Sequence of PBS movements to retrieve a load with one escort. Source: Authors’ own creation
Sequence of PBS movements to retrieve a load with one escort. Source: Authors’ own creation
Arriving loads access the PBS via a set of predefined input point(s) and depart the PBS through a set of predefined output point(s), which may not coincide. As expected, the I/O point(s) in the PBS must be on the edge of the PBS grid. Unlike most storage systems that have predefined aisles, PBS achieve very high-density by being aisle-less. In general, aisles in storage systems are undesirable as nothing may be stored in them. Aisles in traditional storage systems occupy approximately 35% of all the area available for storage (Gue, 2006). In PBS, the escorts may be conceived as movable aisles.
PBS may be controlled by centralized or decentralized control systems. Centralized control PBS require that each cell is connected to a central computer to make decisions considering all the information in the PBS. On the other hand, decentralized control PBS operate by allowing cells to communicate and negotiate as agents with neighboring cells.
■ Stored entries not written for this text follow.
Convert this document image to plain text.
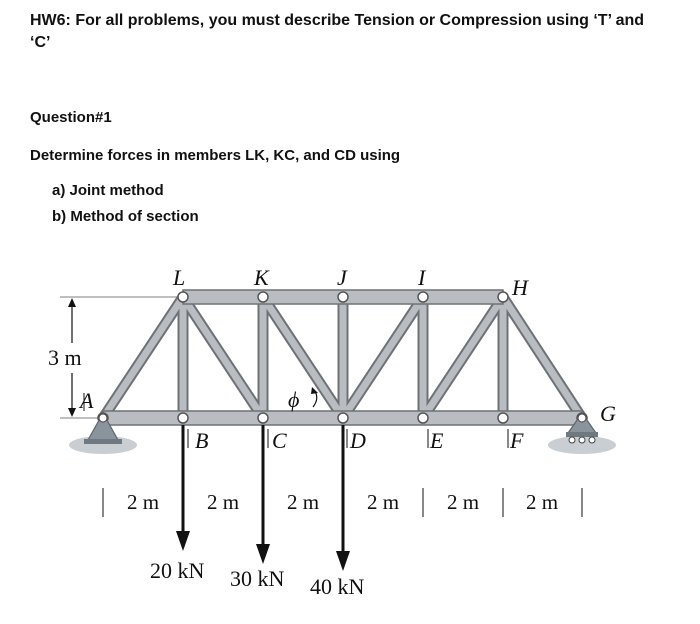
HW6: For all problems, you must describe Tension or Compression using ‘T’ and
‘C’
Question#1
Determine forces in members LK, KC, and CD using
a) Joint method
b) Method of section
3 m
L	K	J	I	H
A
B	C	D	E	F
G
ϕ
2 m 2 m 2 m 2 m 2 m 2 m
20 kN 30 kN 40 kN
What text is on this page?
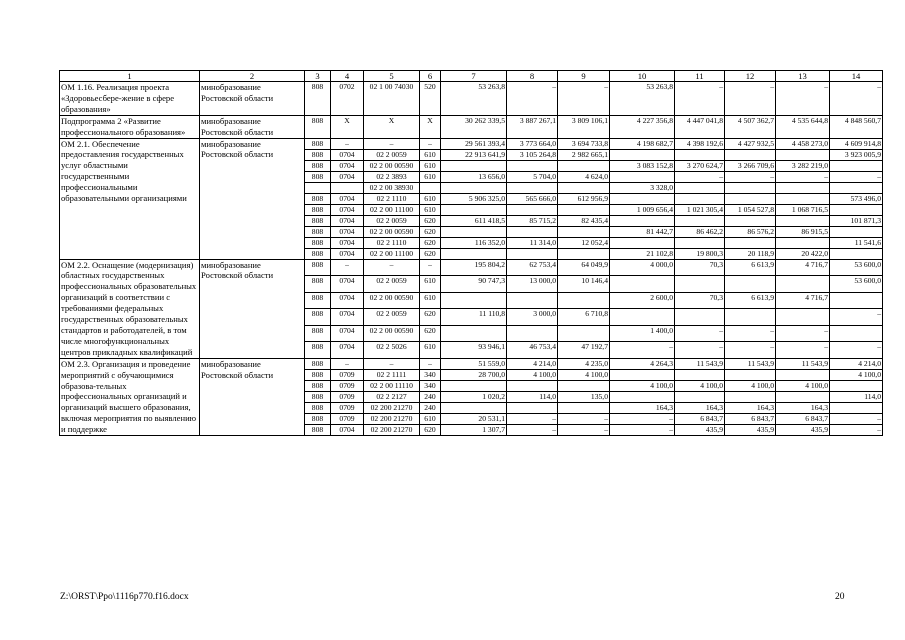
1	2	3	4	5	6	7	8	9	10	11	12	13	14
ОМ 1.16. Реализация проекта «Здоровьесбере-жение в сфере образования»	минобразование Ростовской области	808	0702	02 1 00 74030	520	53 263,8	–	–	53 263,8	–	–	–	–
Подпрограмма 2 «Развитие профессионального образования»	минобразование Ростовской области	808	Х	Х	Х	30 262 339,5	3 887 267,1	3 809 106,1	4 227 356,8	4 447 041,8	4 507 362,7	4 535 644,8	4 848 560,7
ОМ 2.1. Обеспечение предоставления государственных услуг областными государственными профессиональными образовательными организациями	минобразование Ростовской области	808	–	–	–	29 561 393,4	3 773 664,0	3 694 733,8	4 198 682,7	4 398 192,6	4 427 932,5	4 458 273,0	4 609 914,8
		808	0704	02 2 0059	610	22 913 641,9	3 105 264,8	2 982 665,1					3 923 005,9
		808	0704	02 2 00 00590	610				3 083 152,8	3 270 624,7	3 266 709,6	3 282 219,0	
		808	0704	02 2 3893	610	13 656,0	5 704,0	4 624,0		–	–	–	–
				02 2 00 38930					3 328,0				
		808	0704	02 2 1110	610	5 906 325,0	565 666,0	612 956,9					573 496,0
		808	0704	02 2 00 11100	610				1 009 656,4	1 021 305,4	1 054 527,8	1 068 716,5	
		808	0704	02 2 0059	620	611 418,5	85 715,2	82 435,4					101 871,3
		808	0704	02 2 00 00590	620				81 442,7	86 462,2	86 576,2	86 915,5	
		808	0704	02 2 1110	620	116 352,0	11 314,0	12 052,4					11 541,6
		808	0704	02 2 00 11100	620				21 102,8	19 800,3	20 118,9	20 422,0	
ОМ 2.2. Оснащение (модернизация) областных государственных профессиональных образовательных организаций в соответствии с требованиями федеральных государственных образовательных стандартов и работодателей, в том числе многофункциональных центров прикладных квалификаций	минобразование Ростовской области	808	–	–	–	195 804,2	62 753,4	64 049,9	4 000,0	70,3	6 613,9	4 716,7	53 600,0
		808	0704	02 2 0059	610	90 747,3	13 000,0	10 146,4					53 600,0
		808	0704	02 2 00 00590	610				2 600,0	70,3	6 613,9	4 716,7	
		808	0704	02 2 0059	620	11 110,8	3 000,0	6 710,8					–
		808	0704	02 2 00 00590	620				1 400,0	–	–	–	
		808	0704	02 2 5026	610	93 946,1	46 753,4	47 192,7	–	–	–	–	–
ОМ 2.3. Организация и проведение мероприятий с обучающимися образова-тельных профессиональных организаций и организаций высшего образования, включая мероприятия по выявлению и поддержке	минобразование Ростовской области	808	–	–	–	51 559,0	4 214,0	4 235,0	4 264,3	11 543,9	11 543,9	11 543,9	4 214,0
		808	0709	02 2 1111	340	28 700,0	4 100,0	4 100,0					4 100,0
		808	0709	02 2 00 11110	340				4 100,0	4 100,0	4 100,0	4 100,0	
		808	0709	02 2 2127	240	1 020,2	114,0	135,0					114,0
		808	0709	02 200 21270	240				164,3	164,3	164,3	164,3	
		808	0709	02 200 21270	610	20 531,1	–	–	–	6 843,7	6 843,7	6 843,7	–
		808	0704	02 200 21270	620	1 307,7	–	–	–	435,9	435,9	435,9	–
Z:\ORST\Ppo\1116p770.f16.docx	20
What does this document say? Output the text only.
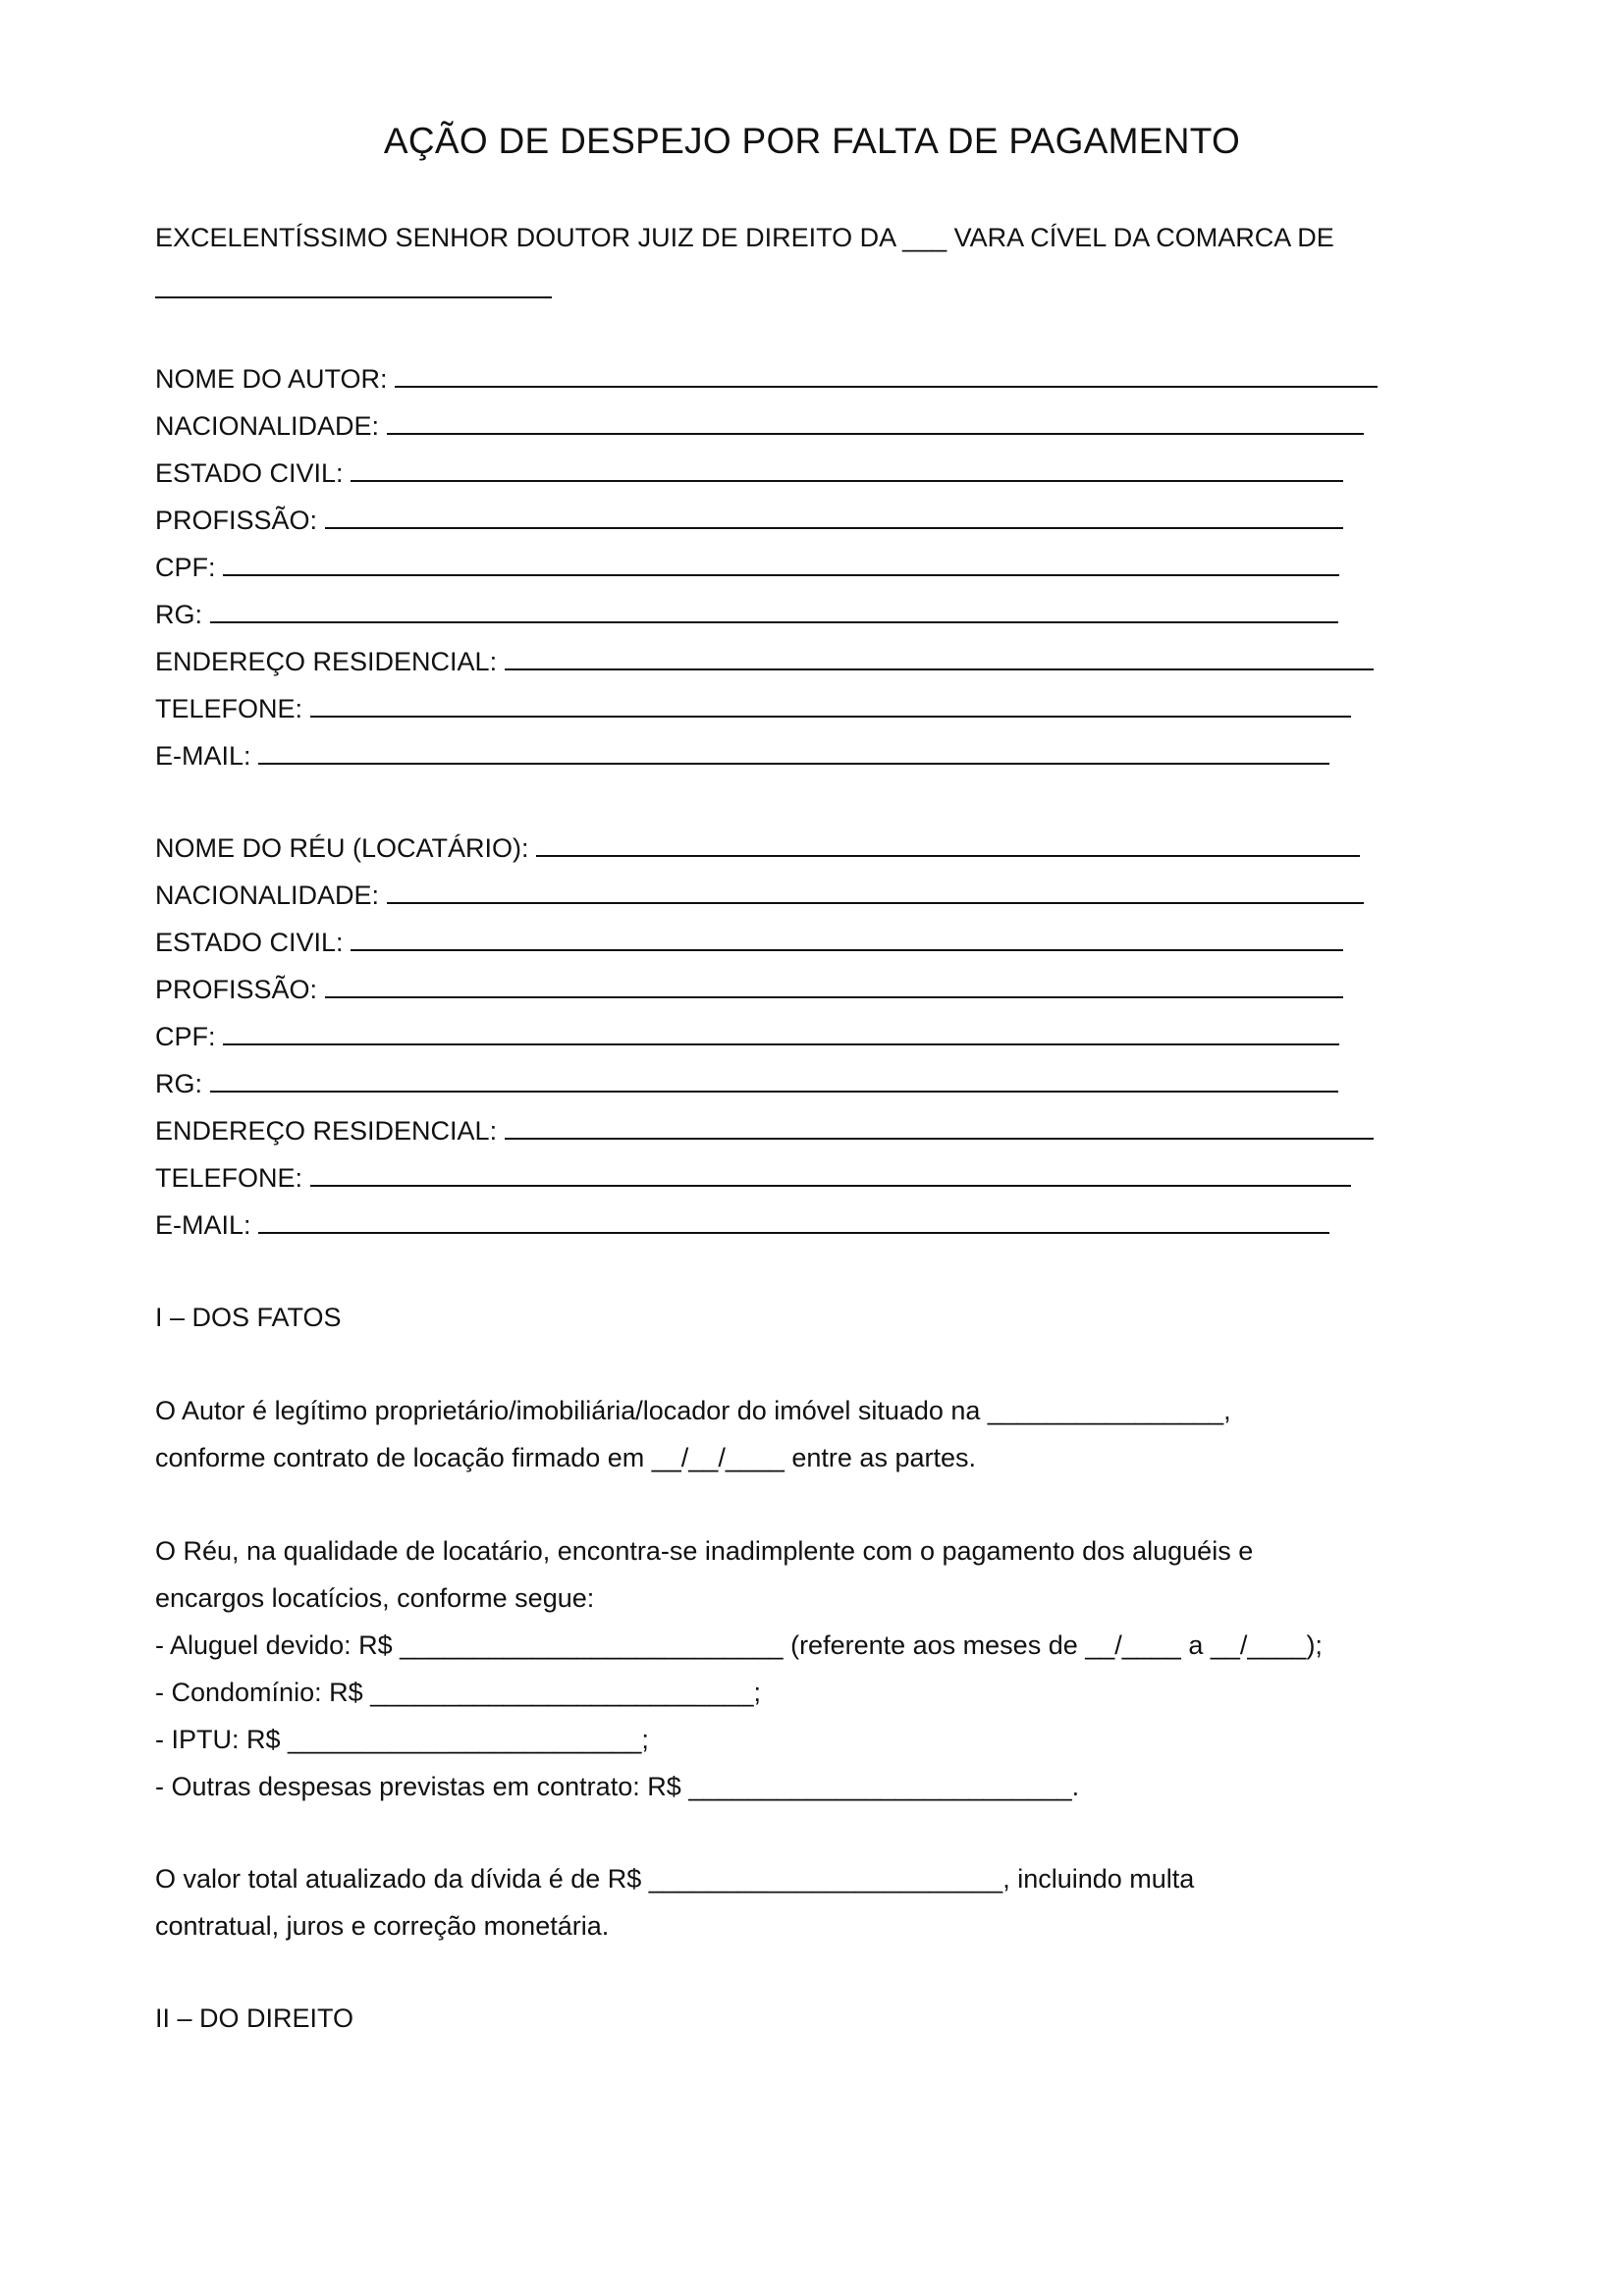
AÇÃO DE DESPEJO POR FALTA DE PAGAMENTO
EXCELENTÍSSIMO SENHOR DOUTOR JUIZ DE DIREITO DA ___ VARA CÍVEL DA COMARCA DE
NOME DO AUTOR:
NACIONALIDADE:
ESTADO CIVIL:
PROFISSÃO:
CPF:
RG:
ENDEREÇO RESIDENCIAL:
TELEFONE:
E-MAIL:
NOME DO RÉU (LOCATÁRIO):
NACIONALIDADE:
ESTADO CIVIL:
PROFISSÃO:
CPF:
RG:
ENDEREÇO RESIDENCIAL:
TELEFONE:
E-MAIL:
I – DOS FATOS
O Autor é legítimo proprietário/imobiliária/locador do imóvel situado na ________________,
conforme contrato de locação firmado em __/__/____ entre as partes.
O Réu, na qualidade de locatário, encontra-se inadimplente com o pagamento dos aluguéis e
encargos locatícios, conforme segue:
- Aluguel devido: R$ __________________________ (referente aos meses de __/____ a __/____);
- Condomínio: R$ __________________________;
- IPTU: R$ ________________________;
- Outras despesas previstas em contrato: R$ __________________________.
O valor total atualizado da dívida é de R$ ________________________, incluindo multa
contratual, juros e correção monetária.
II – DO DIREITO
Centralized control PBS are able to determine optimal control strategies for PBS, at the expense of demanding intensive computing power with efficient algorithms and requiring interconnectivity with all cells. In contrast, decentralized control systems do not require as much computation power and limit information exchange to be on-demand and with neighboring cells. In general, centralized control PBS need to be hardwired and are limited to simpler scenarios (e.g. low-throughput systems with fewer I/O points), whereas decentralized control PBS allow plug-and-play functionality and are scalable to more complex scenarios (e.g. high-throughput systems with multiple I/O points).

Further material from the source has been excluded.